The fish oil (FO) story began when a young Danish doctor noticed that there were no heart attacks in Greenland. Large epidemiological studies were initiated, mechanistic investigations followed, and a huge amount of fascinating data emerged. Today, we know more about FO than most other dietary supplements.
Fish oil contains large amounts of omega-3 fatty acids which are thought to be beneficial in treating hypertriglyceridemia, preventing heart disease. In addition, FO is often recommended for a wide variety of other conditions, such as cancer, depression, and macular degeneration. Perhaps the most compelling evidence exists in the realm of inflammatory diseases; the mechanism of action of FO is well-studied and includes powerful anti-inflammatory properties.
Australian rheumatologists just published a study of FO supplements for patients suffering from rheumatoid arthritis (RA). Specifically, they examined the effects of high versus low dose FO in early RA employing a ‘treat-to-target’ protocol of combination disease-modifying anti-rheumatic drugs (DMARDs).

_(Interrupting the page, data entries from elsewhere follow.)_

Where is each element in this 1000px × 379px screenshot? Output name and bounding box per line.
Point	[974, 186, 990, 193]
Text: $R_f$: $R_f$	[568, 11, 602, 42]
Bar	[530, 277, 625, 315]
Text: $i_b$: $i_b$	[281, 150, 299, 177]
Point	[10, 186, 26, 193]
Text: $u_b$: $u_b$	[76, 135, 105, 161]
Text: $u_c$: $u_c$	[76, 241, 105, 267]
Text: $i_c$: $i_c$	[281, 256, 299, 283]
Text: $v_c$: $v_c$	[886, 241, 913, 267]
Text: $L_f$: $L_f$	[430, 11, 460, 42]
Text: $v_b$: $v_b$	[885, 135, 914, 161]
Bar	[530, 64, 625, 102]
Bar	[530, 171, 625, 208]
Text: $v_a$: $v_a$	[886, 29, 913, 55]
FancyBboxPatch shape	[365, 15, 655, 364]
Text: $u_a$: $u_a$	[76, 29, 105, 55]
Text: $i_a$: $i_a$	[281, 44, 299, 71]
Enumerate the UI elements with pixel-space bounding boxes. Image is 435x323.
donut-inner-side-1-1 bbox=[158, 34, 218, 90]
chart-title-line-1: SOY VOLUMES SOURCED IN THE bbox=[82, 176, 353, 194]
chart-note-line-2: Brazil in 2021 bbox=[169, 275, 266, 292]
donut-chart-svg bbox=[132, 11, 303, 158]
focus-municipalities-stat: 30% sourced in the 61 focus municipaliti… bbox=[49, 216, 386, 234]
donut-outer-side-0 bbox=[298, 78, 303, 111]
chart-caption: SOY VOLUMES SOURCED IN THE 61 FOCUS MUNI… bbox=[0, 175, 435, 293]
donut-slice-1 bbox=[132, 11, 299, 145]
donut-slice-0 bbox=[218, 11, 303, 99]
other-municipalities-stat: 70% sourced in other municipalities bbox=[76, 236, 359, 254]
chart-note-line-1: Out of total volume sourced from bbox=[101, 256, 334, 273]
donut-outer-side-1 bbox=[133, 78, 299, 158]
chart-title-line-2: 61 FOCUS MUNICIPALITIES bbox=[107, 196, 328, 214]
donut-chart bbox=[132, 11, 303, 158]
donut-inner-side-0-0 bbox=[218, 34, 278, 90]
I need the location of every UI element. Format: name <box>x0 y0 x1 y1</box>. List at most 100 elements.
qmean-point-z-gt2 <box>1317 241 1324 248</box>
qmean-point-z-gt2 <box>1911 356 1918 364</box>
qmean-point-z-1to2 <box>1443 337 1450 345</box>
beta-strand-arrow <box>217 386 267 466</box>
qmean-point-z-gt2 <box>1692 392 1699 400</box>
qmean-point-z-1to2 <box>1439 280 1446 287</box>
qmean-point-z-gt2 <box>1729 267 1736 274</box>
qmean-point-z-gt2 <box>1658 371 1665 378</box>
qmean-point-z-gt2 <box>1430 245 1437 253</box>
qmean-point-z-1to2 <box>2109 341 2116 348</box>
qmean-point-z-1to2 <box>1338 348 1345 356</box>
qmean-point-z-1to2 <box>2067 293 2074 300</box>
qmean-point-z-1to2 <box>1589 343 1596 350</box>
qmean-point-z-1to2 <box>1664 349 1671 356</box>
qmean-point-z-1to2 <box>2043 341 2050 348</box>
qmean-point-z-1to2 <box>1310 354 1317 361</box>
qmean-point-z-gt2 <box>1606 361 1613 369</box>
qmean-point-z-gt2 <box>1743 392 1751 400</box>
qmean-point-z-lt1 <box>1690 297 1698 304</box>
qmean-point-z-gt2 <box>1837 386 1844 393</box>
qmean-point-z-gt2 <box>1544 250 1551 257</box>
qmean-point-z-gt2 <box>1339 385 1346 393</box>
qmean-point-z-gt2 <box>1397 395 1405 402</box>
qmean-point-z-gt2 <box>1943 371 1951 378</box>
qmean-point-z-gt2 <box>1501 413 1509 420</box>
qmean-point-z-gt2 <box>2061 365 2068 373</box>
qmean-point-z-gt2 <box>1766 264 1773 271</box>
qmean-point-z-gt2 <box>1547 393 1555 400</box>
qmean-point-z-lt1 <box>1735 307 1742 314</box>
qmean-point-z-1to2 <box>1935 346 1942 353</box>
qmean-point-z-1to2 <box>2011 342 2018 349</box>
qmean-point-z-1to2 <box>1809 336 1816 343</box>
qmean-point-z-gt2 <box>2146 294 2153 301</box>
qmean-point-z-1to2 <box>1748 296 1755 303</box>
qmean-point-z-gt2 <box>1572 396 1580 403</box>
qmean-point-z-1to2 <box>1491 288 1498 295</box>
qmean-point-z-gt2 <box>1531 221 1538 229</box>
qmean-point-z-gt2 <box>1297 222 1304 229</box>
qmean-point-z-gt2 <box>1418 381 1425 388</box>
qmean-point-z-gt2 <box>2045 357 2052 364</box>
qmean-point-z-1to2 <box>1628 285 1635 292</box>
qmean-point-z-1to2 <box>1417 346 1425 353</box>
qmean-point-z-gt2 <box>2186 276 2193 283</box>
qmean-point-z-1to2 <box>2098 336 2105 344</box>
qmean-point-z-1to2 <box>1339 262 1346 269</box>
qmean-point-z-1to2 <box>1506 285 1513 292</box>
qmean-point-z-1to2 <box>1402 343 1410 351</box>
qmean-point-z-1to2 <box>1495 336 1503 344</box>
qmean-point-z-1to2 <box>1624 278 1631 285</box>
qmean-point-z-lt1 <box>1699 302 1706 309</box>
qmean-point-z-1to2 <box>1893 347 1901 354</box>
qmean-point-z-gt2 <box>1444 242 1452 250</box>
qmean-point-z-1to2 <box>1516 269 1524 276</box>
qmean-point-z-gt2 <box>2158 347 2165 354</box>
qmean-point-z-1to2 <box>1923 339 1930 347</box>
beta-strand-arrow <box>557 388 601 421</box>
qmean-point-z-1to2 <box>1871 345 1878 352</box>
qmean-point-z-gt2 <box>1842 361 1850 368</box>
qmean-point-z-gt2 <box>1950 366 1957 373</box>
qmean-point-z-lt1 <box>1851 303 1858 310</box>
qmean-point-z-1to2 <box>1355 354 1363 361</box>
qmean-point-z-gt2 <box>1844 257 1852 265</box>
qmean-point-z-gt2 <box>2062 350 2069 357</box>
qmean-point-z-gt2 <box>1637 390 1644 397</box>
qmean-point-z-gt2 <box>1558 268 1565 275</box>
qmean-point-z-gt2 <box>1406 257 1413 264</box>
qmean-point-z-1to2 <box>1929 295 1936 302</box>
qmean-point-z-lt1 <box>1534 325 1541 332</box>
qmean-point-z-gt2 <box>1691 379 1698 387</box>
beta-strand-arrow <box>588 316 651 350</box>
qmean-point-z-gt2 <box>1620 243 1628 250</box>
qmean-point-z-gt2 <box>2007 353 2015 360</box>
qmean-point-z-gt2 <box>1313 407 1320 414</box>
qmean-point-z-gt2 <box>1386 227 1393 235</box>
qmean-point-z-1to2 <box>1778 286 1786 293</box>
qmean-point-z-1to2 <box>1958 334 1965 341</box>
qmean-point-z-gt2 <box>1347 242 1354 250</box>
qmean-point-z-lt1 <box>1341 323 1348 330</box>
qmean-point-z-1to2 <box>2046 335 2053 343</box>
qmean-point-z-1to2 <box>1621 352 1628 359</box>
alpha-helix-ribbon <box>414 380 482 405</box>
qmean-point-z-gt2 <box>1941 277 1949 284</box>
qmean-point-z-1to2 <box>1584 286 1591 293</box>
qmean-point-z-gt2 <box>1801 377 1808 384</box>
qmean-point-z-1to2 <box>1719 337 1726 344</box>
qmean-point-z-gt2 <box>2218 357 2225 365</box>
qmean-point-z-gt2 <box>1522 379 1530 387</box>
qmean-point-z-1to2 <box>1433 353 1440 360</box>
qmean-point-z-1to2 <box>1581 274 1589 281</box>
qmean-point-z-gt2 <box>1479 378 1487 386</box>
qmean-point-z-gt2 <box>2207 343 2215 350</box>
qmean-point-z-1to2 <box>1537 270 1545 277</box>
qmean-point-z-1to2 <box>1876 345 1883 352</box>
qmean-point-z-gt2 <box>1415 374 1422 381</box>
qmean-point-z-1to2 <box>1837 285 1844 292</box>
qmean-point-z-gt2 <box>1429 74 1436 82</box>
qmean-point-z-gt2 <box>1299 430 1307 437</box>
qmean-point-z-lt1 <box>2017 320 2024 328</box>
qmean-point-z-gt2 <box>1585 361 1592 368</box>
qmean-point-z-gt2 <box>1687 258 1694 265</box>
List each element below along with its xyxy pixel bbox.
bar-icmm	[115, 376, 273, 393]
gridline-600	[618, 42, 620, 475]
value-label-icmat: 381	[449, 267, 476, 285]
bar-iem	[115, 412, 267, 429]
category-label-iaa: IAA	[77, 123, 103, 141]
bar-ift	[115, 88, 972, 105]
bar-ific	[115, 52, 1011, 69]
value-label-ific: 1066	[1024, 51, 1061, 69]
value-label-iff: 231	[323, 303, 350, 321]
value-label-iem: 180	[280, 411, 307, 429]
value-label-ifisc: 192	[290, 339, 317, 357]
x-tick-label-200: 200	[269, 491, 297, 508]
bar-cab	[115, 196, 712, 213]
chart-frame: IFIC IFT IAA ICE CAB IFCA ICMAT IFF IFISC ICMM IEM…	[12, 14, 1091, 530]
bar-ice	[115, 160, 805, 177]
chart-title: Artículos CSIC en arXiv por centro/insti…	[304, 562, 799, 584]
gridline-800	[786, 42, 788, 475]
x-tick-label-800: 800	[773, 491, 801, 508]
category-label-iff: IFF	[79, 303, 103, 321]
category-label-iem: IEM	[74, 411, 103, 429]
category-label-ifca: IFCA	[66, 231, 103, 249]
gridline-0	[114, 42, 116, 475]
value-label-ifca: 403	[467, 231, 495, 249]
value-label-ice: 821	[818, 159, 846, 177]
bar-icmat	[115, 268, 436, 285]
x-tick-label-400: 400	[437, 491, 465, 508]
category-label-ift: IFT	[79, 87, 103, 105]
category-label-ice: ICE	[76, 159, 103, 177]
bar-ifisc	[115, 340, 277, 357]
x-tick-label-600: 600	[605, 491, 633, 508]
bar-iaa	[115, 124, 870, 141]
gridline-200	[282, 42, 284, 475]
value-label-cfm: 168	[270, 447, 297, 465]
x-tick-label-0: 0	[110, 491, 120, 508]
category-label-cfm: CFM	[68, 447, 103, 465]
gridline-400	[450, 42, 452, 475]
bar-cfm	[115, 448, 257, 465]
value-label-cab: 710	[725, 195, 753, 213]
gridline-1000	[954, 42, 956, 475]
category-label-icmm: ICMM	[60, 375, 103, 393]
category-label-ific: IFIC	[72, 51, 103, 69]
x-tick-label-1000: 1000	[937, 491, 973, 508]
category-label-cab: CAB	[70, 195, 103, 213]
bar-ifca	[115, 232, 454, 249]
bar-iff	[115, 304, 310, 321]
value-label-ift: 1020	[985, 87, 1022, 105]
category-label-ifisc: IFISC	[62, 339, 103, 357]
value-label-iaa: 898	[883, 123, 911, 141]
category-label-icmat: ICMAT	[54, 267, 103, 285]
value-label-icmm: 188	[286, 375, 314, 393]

Patients with chronic RA <12 months’ who were DMARD-naïve were enrolled and randomised 2:1 to FO at a high dose or plaacebo (low dose FO for masking). These groups were given 5.5 or 0.4 g/day, respectively, of eicosapentaenoic acid + docosahexaenoic acid. All patients received methotrexate (MTX), sulphasalazine and hydroxychloroquine, and DMARD doses were adjusted according to an algorithm taking disease activity and toxicity into account. DAS28-erythrocyte sedimentation rate, modified Health Assessment Questionnaire (mHAQ) and remission were assessed three monthly. The primary outcome measure was failure of triple DMARD therapy.
The results indicate that, the FO group, failure of triple DMARD therapy was lower (HR=0.28 (95% CI 0.12 to 0.63; p=0.002) unadjusted and 0.24 (95% CI 0.10 to 0.54; p=0.0006) following adjustment for smoking history, shared epitope and baseline anti–cyclic citrullinated peptide. The rate of first American College of Rheumatology (ACR) remission was significantly greater in the FO compared with the control group (HRs=2.17 (95% CI 1.07 to 4.42; p=0.03) unadjusted and 2.09 (95% CI 1.02 to 4.30; p=0.04) adjusted). There were no differences between groups in MTX dose, DAS28 or mHAQ scores, or adverse events.
The authors conclude that FO was associated with benefits additional to those achieved by combination ‘treat-to-target’ DMARDs with similar MTX use. These included reduced triple DMARD failure and a higher rate of ACR remission.
These findings are most encouraging, particularly as they collaborate those of systematic reviews which concluded that evidence is seen for a fairly consistent, but modest, benefit of marine n-3 PUFAs on joint swelling and pain, duration of morning stiffness, global assessments of pain and disease activity, and use of non-steroidal anti-inflammatory drugs and …there is evidence from 6 of 14 randomized controlled trials supporting a favourable effect of n-3 LCP supplementation in decreasing joint inflammation in RA. And you don’t need to buy the supplements either; regularly eating lots of fatty fish like mackerel, sardine or salmon has the same effects.
So, here we have an alternative, ‘natural’, dietary supplement or diet that is supported by reasonably sound evidence for efficacy, that has very few adverse effects (the main one being contamination of the supplement with toxins), that generates a host of potentially useful effects on other organ systems, that is affordable, that has a plausible mechanism of action…. Hold on, I hear some people interrupting me, FO is not an alternative medicine, it is mainstream! Exactly, an alternative medicine that works is called….MEDICINE.